“Não havia quem desse um tostão a ganhar”

O meu pai era Manuel Francisco Júnior e a minha mãe era Rosária da Conceição. Ele era da Malhada Chã e ela era do Tojo. Trabalhavam na agricultura.

O meu pai trabalhou também na serra a arrancar cepas e fazia carvão. Era onde ganhavam alguma coisa para o pão, para os filhos. Arrancavam as cepas. Depois faziam uma cova e punham-nas para lá a arder e, conforme elas iam ardendo, assim iam tapando, tapando. E, quando chegavam ao cimo, já tinha ardido as cepas para fazer o carvão, é que tapavam e ao outro dia iam tirá-lo. Depois ensacavam-no e iam nuns machos - chamavam os almocreves. Vinham, então, os homens próprios que negociavam naquilo. Iam lá buscar o carvão e levavam para depósitos, para depois venderem. Depois iam levá-lo para Lisboa para acenderem os fogareiros. E era assim. Havia muita gente a fazer isso. Era, naquele tempo, o que rendia para ganharem alguma coisa. Era da fonte de rendimento que eles viviam. Agora não me lembro. Eu era miúda e não sei quanto é que é que custava. Mas era aí uns 20 escudos cada saco ou nem isso. Sacas grandes. Outros iam para as Minas da Panasqueira trabalhar para ganhar dinheiro. Era assim que eles viviam.

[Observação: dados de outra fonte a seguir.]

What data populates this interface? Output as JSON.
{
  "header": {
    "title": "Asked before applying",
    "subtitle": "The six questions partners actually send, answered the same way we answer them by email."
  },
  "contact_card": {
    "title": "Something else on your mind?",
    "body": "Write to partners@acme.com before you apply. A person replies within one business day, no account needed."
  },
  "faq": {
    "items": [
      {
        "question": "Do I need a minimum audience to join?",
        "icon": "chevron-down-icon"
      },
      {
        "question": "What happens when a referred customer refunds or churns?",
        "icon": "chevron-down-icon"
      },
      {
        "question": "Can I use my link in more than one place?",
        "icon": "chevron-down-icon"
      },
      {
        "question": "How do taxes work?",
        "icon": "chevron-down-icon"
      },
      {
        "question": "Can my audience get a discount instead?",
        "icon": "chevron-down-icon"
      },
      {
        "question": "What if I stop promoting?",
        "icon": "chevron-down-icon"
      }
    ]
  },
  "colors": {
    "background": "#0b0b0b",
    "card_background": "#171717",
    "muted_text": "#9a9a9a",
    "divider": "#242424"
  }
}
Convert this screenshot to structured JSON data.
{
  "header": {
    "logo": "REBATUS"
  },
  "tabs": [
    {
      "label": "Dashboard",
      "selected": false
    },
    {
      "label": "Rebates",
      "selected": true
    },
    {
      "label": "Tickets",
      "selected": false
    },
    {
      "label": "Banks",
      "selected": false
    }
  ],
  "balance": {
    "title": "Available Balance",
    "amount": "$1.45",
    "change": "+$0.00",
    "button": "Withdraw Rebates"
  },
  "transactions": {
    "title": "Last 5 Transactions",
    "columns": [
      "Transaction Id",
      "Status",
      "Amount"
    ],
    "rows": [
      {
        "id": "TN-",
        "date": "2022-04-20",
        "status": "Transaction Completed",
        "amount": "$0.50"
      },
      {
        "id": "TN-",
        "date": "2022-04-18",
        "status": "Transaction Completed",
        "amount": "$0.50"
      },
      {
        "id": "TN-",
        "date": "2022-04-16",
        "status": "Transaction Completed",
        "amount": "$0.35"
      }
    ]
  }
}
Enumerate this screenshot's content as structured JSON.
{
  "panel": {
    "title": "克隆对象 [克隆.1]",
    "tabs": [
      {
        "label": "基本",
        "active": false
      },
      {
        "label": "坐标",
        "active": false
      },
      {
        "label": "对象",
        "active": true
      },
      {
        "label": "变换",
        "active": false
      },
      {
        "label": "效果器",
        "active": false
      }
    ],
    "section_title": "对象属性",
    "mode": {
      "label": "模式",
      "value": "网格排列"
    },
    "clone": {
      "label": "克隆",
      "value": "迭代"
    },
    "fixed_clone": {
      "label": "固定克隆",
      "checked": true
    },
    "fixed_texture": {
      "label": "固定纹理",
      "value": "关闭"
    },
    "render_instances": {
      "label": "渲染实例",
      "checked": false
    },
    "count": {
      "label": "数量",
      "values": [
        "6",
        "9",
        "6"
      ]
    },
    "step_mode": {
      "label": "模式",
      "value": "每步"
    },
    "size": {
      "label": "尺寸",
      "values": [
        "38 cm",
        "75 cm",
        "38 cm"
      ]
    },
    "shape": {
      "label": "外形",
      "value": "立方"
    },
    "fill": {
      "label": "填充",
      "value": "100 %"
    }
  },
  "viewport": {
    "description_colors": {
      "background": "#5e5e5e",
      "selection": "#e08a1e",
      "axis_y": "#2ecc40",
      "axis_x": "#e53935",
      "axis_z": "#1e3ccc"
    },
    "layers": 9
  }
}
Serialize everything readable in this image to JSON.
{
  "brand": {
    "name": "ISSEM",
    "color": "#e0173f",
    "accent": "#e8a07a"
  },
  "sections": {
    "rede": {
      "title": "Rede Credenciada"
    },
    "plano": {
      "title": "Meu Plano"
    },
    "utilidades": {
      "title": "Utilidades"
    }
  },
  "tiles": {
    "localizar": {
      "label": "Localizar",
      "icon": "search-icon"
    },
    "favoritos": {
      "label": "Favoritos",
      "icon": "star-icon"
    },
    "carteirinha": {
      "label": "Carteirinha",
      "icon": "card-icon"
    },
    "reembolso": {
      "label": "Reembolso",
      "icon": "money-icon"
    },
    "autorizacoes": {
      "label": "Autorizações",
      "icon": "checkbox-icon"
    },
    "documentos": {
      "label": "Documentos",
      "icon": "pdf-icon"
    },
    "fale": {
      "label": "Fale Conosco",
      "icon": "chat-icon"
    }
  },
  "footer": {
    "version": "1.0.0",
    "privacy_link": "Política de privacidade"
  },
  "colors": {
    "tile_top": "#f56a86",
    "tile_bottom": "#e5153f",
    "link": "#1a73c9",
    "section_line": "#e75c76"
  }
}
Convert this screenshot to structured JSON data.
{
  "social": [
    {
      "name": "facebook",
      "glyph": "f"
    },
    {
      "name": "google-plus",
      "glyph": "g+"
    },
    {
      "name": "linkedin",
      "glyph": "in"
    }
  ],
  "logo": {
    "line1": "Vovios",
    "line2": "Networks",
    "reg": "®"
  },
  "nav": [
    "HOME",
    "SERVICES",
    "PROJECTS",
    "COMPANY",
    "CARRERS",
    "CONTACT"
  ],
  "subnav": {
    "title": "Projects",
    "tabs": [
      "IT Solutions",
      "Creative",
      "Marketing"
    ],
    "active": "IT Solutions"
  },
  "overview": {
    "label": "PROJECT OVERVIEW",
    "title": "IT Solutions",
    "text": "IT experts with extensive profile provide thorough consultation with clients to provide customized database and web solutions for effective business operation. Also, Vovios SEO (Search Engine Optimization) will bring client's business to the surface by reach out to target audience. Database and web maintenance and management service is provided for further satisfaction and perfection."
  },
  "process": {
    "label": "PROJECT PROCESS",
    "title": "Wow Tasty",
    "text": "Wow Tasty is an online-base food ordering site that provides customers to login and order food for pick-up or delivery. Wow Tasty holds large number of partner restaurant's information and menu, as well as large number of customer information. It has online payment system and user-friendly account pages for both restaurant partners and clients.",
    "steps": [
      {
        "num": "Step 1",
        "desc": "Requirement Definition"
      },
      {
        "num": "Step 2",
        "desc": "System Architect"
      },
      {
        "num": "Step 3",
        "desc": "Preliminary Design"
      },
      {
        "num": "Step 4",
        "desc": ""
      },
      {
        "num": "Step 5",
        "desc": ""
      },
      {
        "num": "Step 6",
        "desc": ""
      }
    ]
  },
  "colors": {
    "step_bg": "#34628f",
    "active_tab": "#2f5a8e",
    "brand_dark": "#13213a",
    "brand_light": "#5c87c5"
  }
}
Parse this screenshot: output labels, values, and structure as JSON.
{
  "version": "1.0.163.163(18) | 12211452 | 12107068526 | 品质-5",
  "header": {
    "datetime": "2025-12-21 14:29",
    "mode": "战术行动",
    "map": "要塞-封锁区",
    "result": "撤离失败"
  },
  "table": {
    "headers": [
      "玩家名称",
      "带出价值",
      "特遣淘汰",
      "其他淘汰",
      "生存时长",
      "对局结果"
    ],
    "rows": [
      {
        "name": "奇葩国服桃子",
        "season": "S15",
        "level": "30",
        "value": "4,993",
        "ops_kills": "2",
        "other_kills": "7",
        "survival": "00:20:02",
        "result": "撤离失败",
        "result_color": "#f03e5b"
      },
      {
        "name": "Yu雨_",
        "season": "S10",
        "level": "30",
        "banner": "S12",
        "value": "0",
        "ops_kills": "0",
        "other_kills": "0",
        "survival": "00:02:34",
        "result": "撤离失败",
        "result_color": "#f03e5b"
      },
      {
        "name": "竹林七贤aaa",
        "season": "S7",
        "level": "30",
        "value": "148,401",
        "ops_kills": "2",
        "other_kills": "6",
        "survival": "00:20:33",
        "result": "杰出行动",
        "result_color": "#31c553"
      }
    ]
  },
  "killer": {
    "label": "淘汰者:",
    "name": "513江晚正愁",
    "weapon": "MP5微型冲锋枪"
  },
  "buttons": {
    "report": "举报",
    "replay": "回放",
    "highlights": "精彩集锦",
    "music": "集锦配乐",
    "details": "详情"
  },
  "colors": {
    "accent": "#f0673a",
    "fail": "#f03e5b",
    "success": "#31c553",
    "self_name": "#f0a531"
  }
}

A minha mãe olhava por a gente, fazia o comer e trabalhava no campo. E trabalhou muito, coitadinha.

Viemos para o Pai das Donas tinha eu 7 anos. Lá em cima, na Malhada Chã, aquilo era muito pobre. E o meu pai veio para ali para amanhar terras doutras pessoas. Chamavam caseiros. E depois comprou lá uma casa, comprou uma fazenda e a gente ali ficou.

Éramos seis irmãos, nós os filhos. O mais velho era o Horácio. A minha irmã era Benvinda. Era outro, o Manuel, sou eu e é um outro irmão meu. E morreu uma com 17 anos com um tiro, umas brincadeiras dum colega. Quando o meu pai morreu, ainda o meu irmão mais novo não tinha 1 ano e faltavam três dias para a minha irmã fazer os 18 anos. Morreu. Foi um ataque cerebral. E o dia em que o meu pai fazia 59 anos morreu-me esse irmão mais novo, no dia 21 de Fevereiro.

E foi uma vida de muitas, muitas dificuldades para a minha mãe. Não havia quem desse um tostão a ganhar. Não havia quem ganhasse nada, era só miséria e a gente passava mal. Dizem que agora está mau. Nunca esteve como agora está! Depois cada um esgravelhou para onde pôde. Tínhamos lá a mãe-galinha que nos dominava para aqui e para ali e assim foi a vida, difícil. A gente respeitáramo-la sempre. Mesmo os meus irmãos eram homens e respeitavam-na sempre. Havia filhos maus, que tratavam mal os pais. A gente não. Tratávamos sempre bem a minha mãe. Toda a gente se admirava. Por isso é que eu digo que era uma mãe-galinha. A galinha chama os pitos para ela. Ela também era assim, coitadinha.